Il seroit donc très-possible de lier ensemble les compositions des tableaux qui orneroient un simple cabinet, comme on voit unis & dépendans les uns des autres, ceux qui décorent les galeries des rois; & des évenemens particuliers intéressans ou agréables, produiroient un plaisir vif à ceux qui connoîtroient particulierement ceux qui en seroient les acteurs, & un intérêt assez grand aux personnes indifférentes, à l’aide d’une courte inscription.
Il seroit aisé d’appuyer cette idée de raisonnemens & de preuves; mais les raisonnemens & les preuves influent peu sur des usages que souvent le simple hasard introduit dans un tems; tandis que dans un autre, des volumes de dissertations ne pourroient les faire adopter.

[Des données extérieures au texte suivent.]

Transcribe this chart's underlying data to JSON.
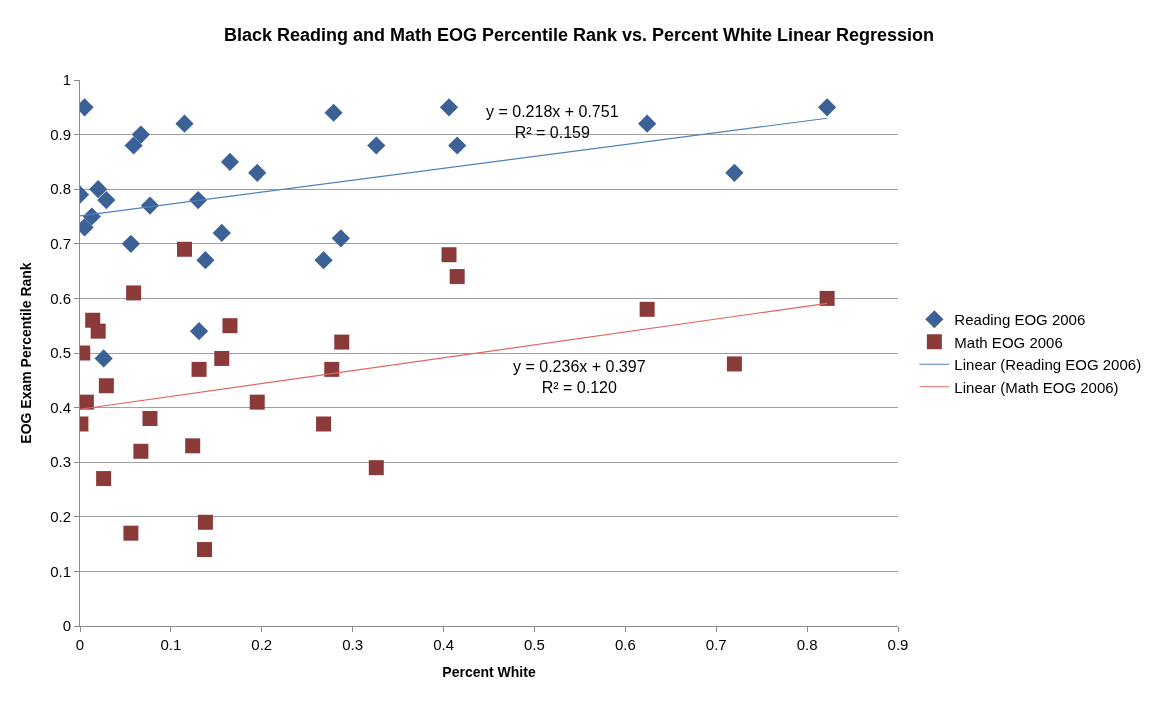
{
  "chart_data": {
    "type": "scatter",
    "title": "Black Reading and Math EOG Percentile Rank vs. Percent White Linear Regression",
    "xlabel": "Percent White",
    "ylabel": "EOG Exam Percentile Rank",
    "xlim": [
      0,
      0.9
    ],
    "xticks": [
      0,
      0.1,
      0.2,
      0.3,
      0.4,
      0.5,
      0.6,
      0.7,
      0.8,
      0.9
    ],
    "ylim": [
      0,
      1
    ],
    "yticks": [
      0,
      0.1,
      0.2,
      0.3,
      0.4,
      0.5,
      0.6,
      0.7,
      0.8,
      0.9,
      1
    ],
    "grid": "y",
    "legend": "right",
    "series": [
      {
        "name": "Reading EOG 2006",
        "color": "#3b6196",
        "marker": "diamond",
        "x": [
          0.005,
          0,
          0.005,
          0.013,
          0.02,
          0.029,
          0.059,
          0.067,
          0.056,
          0.077,
          0.115,
          0.13,
          0.138,
          0.131,
          0.026,
          0.165,
          0.195,
          0.156,
          0.268,
          0.287,
          0.279,
          0.326,
          0.406,
          0.415,
          0.624,
          0.72,
          0.822
        ],
        "values": [
          0.95,
          0.79,
          0.73,
          0.75,
          0.8,
          0.78,
          0.88,
          0.9,
          0.7,
          0.77,
          0.92,
          0.78,
          0.67,
          0.54,
          0.49,
          0.85,
          0.83,
          0.72,
          0.67,
          0.71,
          0.94,
          0.88,
          0.95,
          0.88,
          0.92,
          0.83,
          0.95
        ]
      },
      {
        "name": "Math EOG 2006",
        "color": "#8b3a3a",
        "marker": "square",
        "x": [
          0.115,
          0.059,
          0.014,
          0.02,
          0.003,
          0.029,
          0.007,
          0.001,
          0.077,
          0.067,
          0.026,
          0.056,
          0.137,
          0.138,
          0.124,
          0.131,
          0.156,
          0.165,
          0.195,
          0.268,
          0.277,
          0.288,
          0.326,
          0.406,
          0.415,
          0.624,
          0.72,
          0.822
        ],
        "values": [
          0.69,
          0.61,
          0.56,
          0.54,
          0.5,
          0.44,
          0.41,
          0.37,
          0.38,
          0.32,
          0.27,
          0.17,
          0.14,
          0.19,
          0.33,
          0.47,
          0.49,
          0.55,
          0.41,
          0.37,
          0.47,
          0.52,
          0.29,
          0.68,
          0.64,
          0.58,
          0.48,
          0.6
        ]
      },
      {
        "name": "Linear (Reading EOG 2006)",
        "type": "line",
        "color": "#4f81bd",
        "marker": "none",
        "x": [
          0,
          0.822
        ],
        "values": [
          0.751,
          0.93
        ]
      },
      {
        "name": "Linear (Math EOG 2006)",
        "type": "line",
        "color": "#e0675f",
        "marker": "none",
        "x": [
          0,
          0.822
        ],
        "values": [
          0.397,
          0.591
        ]
      }
    ],
    "annotations": [
      "y = 0.218x + 0.751\nR² = 0.159",
      "y = 0.236x + 0.397\nR² = 0.120"
    ]
  }
}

L’usage des galeries est encore d’y rassembler des tableaux de différens artistes anciens & modernes. Ces collections, loüables en elles-mêmes parce qu’elles contribuent à la conservation des chefs-d’oeuvre des Arts, demanderoient sans doute une intelligence quelquefois rare dans ceux qui les forment, pour que chaque composition fût dans la place la plus favorable aux beautés qui font son mérite. Il en est des tableaux comme des hommes; ils se font valoir ou se détruisent par les diverses oppositions de leurs caracteres. Un coloriste rigoureux est un voisin redoutable pour un dessinateur fin & correct, qui n’a pas assez entendu la magie de la couleur. Un homme dont l’esprit est plein d’images & la conversation brillante, n’obscurcit-il pas celui dont la raison moins colorée, pour ainsi dire, se montre sous des formes justes, mais avec moins d’éclat?